Revisiting the First Decade of Statehood
The research on 1948 that was carried out during the 1980s paved the way for a more fundamental criticism of Zionism and its role in Israeli academia. In addition, the media coverage of this issue encouraged scholars to go beyond the topic of 1948, both in thematics and in chronology. The same socio-economic and political background that produced what I have called the academic pioneers and the new history also contributed to the shaping of a new research agenda about the first decade of statehood. This period, 1948–58, seemed to attract not only professional academics but also novelists, film-makers, playwrights, musicians, poets, artists, and journalists, who represented their version of events in a way that did not tally with the collective memory nurtured and maintained by the state through all its agencies and apparatuses.
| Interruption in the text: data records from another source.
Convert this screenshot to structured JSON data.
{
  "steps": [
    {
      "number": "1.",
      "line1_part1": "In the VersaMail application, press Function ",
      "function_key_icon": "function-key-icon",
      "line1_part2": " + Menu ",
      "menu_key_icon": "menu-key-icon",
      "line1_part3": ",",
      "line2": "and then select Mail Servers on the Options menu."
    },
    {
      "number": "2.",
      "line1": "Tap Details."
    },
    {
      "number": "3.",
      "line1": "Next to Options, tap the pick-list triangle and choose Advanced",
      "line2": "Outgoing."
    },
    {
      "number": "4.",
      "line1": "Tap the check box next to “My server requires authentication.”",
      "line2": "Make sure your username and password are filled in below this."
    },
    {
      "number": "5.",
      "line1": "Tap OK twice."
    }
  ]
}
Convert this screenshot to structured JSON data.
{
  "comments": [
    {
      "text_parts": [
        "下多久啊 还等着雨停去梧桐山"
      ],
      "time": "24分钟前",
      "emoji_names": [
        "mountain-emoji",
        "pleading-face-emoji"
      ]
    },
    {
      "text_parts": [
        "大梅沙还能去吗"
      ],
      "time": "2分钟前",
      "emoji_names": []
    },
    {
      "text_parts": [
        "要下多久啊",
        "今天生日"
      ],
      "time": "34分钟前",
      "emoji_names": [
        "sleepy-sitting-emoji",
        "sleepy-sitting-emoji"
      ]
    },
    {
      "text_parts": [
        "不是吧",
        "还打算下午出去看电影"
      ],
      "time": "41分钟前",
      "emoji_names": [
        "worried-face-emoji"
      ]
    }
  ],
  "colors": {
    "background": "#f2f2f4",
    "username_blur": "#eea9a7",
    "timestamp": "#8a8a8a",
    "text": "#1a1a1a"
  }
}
What differentiated this new energy, apart from the choice of topics and methodology, from anything that preceded it was its almost matter-of-fact acceptance of Zionism as an ideology and not as an ideal reality. As such, scholars could not be neutral about it; they must be either for or against it. This aspect of the debate was absent from the ‘new history’. Our new history of 1948 was based on a new ideological approach, even though Morris and Shlaim denied that this was the case and thus upheld the claim to academic objectivity with the same vigour and conviction as had their predecessors. As for myself, I was inclined to engage with the impact of power on knowledge as an overall part of our work. The present book is in many ways the result of this engagement.
The next wave of new historiography in Israel, however, was motivated by just such an impulse. This new approach emerged among a group of young Israeli social scientists who added a historical perspective to their attempt to understand contemporary Israeli society. Their challenge was not based on new evidence; rather, they read the documents differently. More important, they searched for a different kind of evidence that could not necessarily be found in the political archives. As a result, they were as critical of the past as they were of the present social situation in Israel. In fact, they attributed the contemporary unease of, and cleavages within, the society to government policies in the early years of statehood and, in particular, to the inherent contradiction between Zionism and values such as democracy and liberalism.
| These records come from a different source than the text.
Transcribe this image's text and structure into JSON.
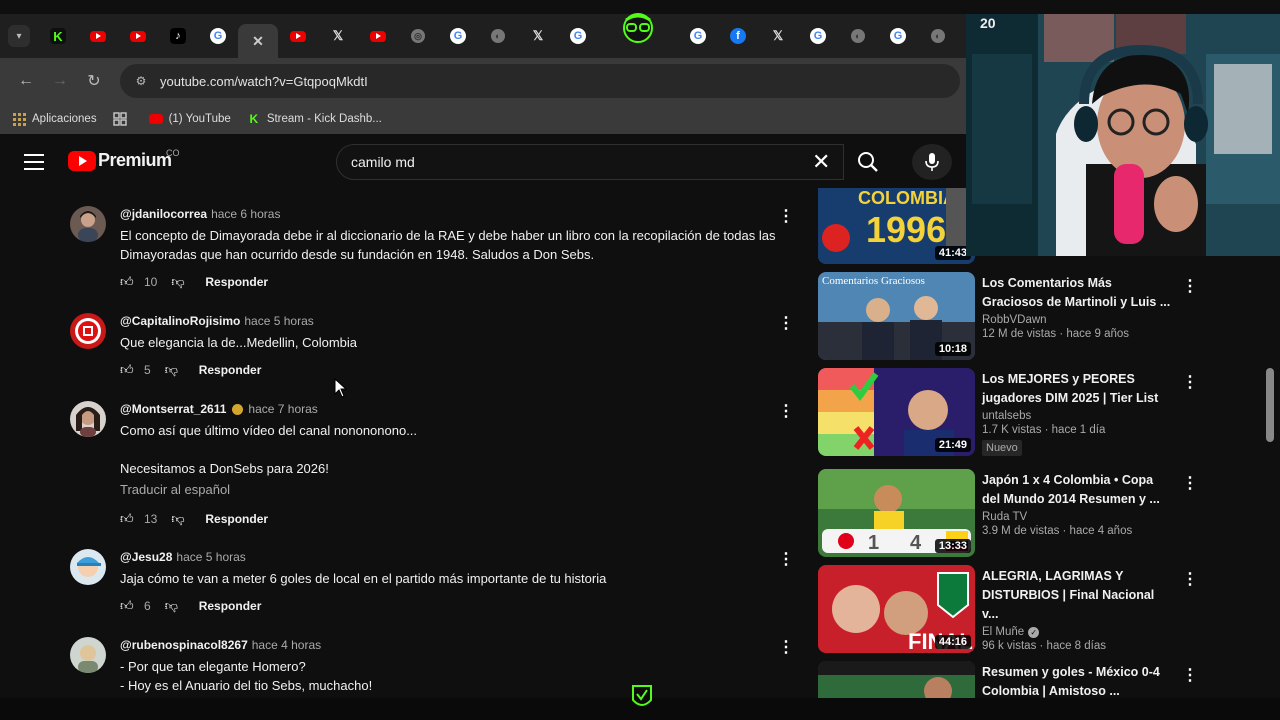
{
  "browser": {
    "url": "youtube.com/watch?v=GtqpoqMkdtI",
    "tabs": [
      "kick",
      "youtube",
      "youtube",
      "tiktok",
      "google",
      "close",
      "youtube",
      "x",
      "youtube",
      "google-alt",
      "google",
      "globe",
      "x",
      "google",
      "globe",
      "x",
      "google",
      "google",
      "facebook",
      "x",
      "google",
      "globe",
      "google",
      "globe"
    ],
    "bookmarks": [
      {
        "label": "Aplicaciones",
        "icon": "apps-icon"
      },
      {
        "label": "(1) YouTube",
        "icon": "youtube-icon"
      },
      {
        "label": "Stream - Kick Dashb...",
        "icon": "kick-icon"
      }
    ]
  },
  "youtube": {
    "logo_text": "Premium",
    "country_code": "CO",
    "search_query": "camilo md"
  },
  "comments": [
    {
      "author": "@jdanilocorrea",
      "time": "hace 6 horas",
      "text_lines": [
        "El concepto de Dimayorada debe ir al diccionario de la RAE y debe haber un libro con la recopilación de todas las",
        "Dimayoradas que han ocurrido desde su fundación en 1948. Saludos a Don Sebs."
      ],
      "likes": "10",
      "reply": "Responder"
    },
    {
      "author": "@CapitalinoRojisimo",
      "time": "hace 5 horas",
      "text_lines": [
        "Que elegancia la de...Medellin, Colombia"
      ],
      "likes": "5",
      "reply": "Responder"
    },
    {
      "author": "@Montserrat_2611",
      "time": "hace 7 horas",
      "text_lines": [
        "Como así que último vídeo del canal nonononono...",
        "",
        "Necesitamos a DonSebs para 2026!"
      ],
      "translate": "Traducir al español",
      "likes": "13",
      "reply": "Responder"
    },
    {
      "author": "@Jesu28",
      "time": "hace 5 horas",
      "text_lines": [
        "Jaja cómo te van a meter 6 goles de local en el partido más importante de tu historia"
      ],
      "likes": "6",
      "reply": "Responder"
    },
    {
      "author": "@rubenospinacol8267",
      "time": "hace 4 horas",
      "text_lines": [
        "- Por que tan elegante Homero?",
        "- Hoy es el Anuario del tio Sebs, muchacho!"
      ],
      "likes": "",
      "reply": ""
    }
  ],
  "videos": [
    {
      "title_lines": [],
      "channel": "",
      "meta": "",
      "duration": "41:43",
      "thumb_text": "COLOMBIA 1996"
    },
    {
      "title_lines": [
        "Los Comentarios Más",
        "Graciosos de Martinoli y Luis ..."
      ],
      "channel": "RobbVDawn",
      "meta": "12 M de vistas · hace 9 años",
      "duration": "10:18",
      "thumb_text": "Comentarios Graciosos"
    },
    {
      "title_lines": [
        "Los MEJORES y PEORES",
        "jugadores DIM 2025 | Tier List"
      ],
      "channel": "untalsebs",
      "meta": "1.7 K vistas · hace 1 día",
      "badge": "Nuevo",
      "duration": "21:49",
      "thumb_text": ""
    },
    {
      "title_lines": [
        "Japón 1 x 4 Colombia • Copa",
        "del Mundo 2014 Resumen y ..."
      ],
      "channel": "Ruda TV",
      "meta": "3.9 M de vistas · hace 4 años",
      "duration": "13:33",
      "thumb_text": "1 4"
    },
    {
      "title_lines": [
        "ALEGRIA, LAGRIMAS Y",
        "DISTURBIOS | Final Nacional v..."
      ],
      "channel": "El Muñe",
      "verified": true,
      "meta": "96 k vistas · hace 8 días",
      "duration": "44:16",
      "thumb_text": "FINAL"
    },
    {
      "title_lines": [
        "Resumen y goles - México 0-4",
        "Colombia | Amistoso ..."
      ],
      "channel": "",
      "meta": "",
      "duration": "",
      "thumb_text": ""
    }
  ]
}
This new wave of challengers, to which I devote the following chapter, started a conversation at the heart of which lay several questions never before asked in Israel: How is academic knowledge produced? How does it serve or abuse the interests of the society, and how can it be made more equitable and democratic? The answers were drawn both from far away, from the United States, and from very close to home, from the social reality around them.
SIX
The Emergence of Post-Zionist Academia, 1990–2000
In the autumn of 1994, a group of mainstream Israeli scholars met their young challengers for an open discussion at the secular mausoleum of Zionism, the burial place of David Ben-Gurion, on the desert plateau that the Israelis call the Negev and the Palestinians al-Naqab. Today the grave is still a ceremonial space for commemorating past glories and spelling out bold visions for the future.1
It was a bit ironic that the defamers and violators of the shrine, myself included, were asked to come and share the sacred space. The introduction to the volume that came out of this meeting shows that there was a hope of converting us back to Zionism even while embracing the principle of free exchange of thought and ideas. Nevertheless, since a discussion at Sunday Mass on the existence of God is by itself a refreshing moment in the history of any religion, this discussion on the existence of Zionism was no exception. It was there that I heard the term ‘post-Zionism’ for the first time as a description of the renegades who dared question the truisms of Zionism.
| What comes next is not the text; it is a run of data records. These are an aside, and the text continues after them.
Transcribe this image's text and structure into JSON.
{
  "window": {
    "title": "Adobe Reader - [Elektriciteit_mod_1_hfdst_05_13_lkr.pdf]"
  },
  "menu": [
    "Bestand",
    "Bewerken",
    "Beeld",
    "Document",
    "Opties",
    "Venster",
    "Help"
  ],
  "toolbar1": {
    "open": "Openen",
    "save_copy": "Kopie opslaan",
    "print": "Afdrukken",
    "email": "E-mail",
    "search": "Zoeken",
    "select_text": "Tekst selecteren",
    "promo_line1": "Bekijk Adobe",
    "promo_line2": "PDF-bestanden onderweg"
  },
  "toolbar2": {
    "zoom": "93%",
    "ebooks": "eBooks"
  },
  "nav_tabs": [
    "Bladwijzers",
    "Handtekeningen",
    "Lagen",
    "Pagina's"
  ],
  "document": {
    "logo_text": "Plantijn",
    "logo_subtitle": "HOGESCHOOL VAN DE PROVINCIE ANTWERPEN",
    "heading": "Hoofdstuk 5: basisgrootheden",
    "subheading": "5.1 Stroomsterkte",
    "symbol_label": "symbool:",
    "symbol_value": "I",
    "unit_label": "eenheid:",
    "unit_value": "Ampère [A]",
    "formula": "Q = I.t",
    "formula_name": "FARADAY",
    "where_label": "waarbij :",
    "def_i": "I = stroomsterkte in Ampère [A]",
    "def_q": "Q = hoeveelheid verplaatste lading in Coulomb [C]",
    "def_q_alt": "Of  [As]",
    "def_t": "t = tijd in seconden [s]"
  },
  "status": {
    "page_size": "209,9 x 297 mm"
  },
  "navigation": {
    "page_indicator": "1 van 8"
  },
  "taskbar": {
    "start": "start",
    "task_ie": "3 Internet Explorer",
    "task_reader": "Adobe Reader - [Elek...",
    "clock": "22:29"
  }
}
The year 1994 was a good one for apostates like us. It was the year after the Oslo Accords were signed between Israel and the PLO. There was a hopeful public atmosphere, and it made possible a meeting such as the one that took place at the very heart of the Zionist establishment. Nor was it a unique event. Anyone who visited Israeli academia in the 1990s would have sensed a changed place, one that had nothing in common with what preceded (or, as it turned out, succeeded) it. From every poster-crammed wall you would be invited to conferences and seminars to discuss topics that had hitherto been taboo in the Jewish state: Zionism as colonialism, the Nakba, discrimination against the Arab Jews, the manipulation of Holocaust memory. Even more daring were the articles you could have read during that period, both in academic journals and in the popular press, about these and similar topics that before (and after) the 1990s were deemed subversive and unprofessional.
These winds of openness and adventure blew not only in the corridors of academia but also across the public domain. New conversations about the past, as well as the present, seeped into chat shows on radio and television. There was a sense that these discussions could perhaps serve as a new source of inspiration for textbooks and high school curricula. Soldiers and officers were invited to attend debates and discussions on ‘the new history of 1948’ or Israel’s policies in the 1950s.
As a whole, the 1990s were a decade in which the entire idea of Israel was questioned. The evidence for this enterprise is readily available: dozens of books in English and Hebrew, hundreds of articles and conference papers, similar numbers of op-eds, numerous appearances on television and radio talk shows. All show academics pointing a guilty finger at their own milieu for providing the scholarly scaffolding for acts of repression, oppression and discrimination. This deconstructive effort affected virtually every discipline in the Israeli human sciences: arts, history, philosophy, political science, literary criticism, and many other fields in the social sciences and humanities. The local press labelled this new energy ‘post-Zionist’, but was ambivalent about whether it was a positiv
e development or a dangerous deterioration. The term ‘post-Zionism’ became generic for describing any academic critique on Zionism from within Jewish Israel. It was used equally by those who complimented themselves and gladly identified as post-Zionists because they challenged Zionism head-on, and by those who condemned the challengers as traitors to the idea of Israel. There is no easy Wikipedia definition for ‘post-Zionism’ and, like so many other such phenomena, it is preferable to describe it in full rather than attempt to define it.
What Is Post-Zionism?
Nearly twenty years after I first heard the term near the burial place of the state’s founder, I think ‘post-Zionism’ warrants some elaboration. In the course of those twenty years, no one has been able to come up with a definition shorter than four pages, dotted with endless recurrences of ‘but’ and ‘nonetheless’, in an attempt to clarify this elusive phenomenon. Clearly there is no simple definition for this working term, whose claim to fame is that it enabled interested parties to lump together a disparate group of a few hundred academics and cultural challengers to Zionism in the 1990s. However, it is worth trying to provide at least a moderately focused and detailed reflection of the motivations of these academics, their areas of inquiry, and their impact on media and society.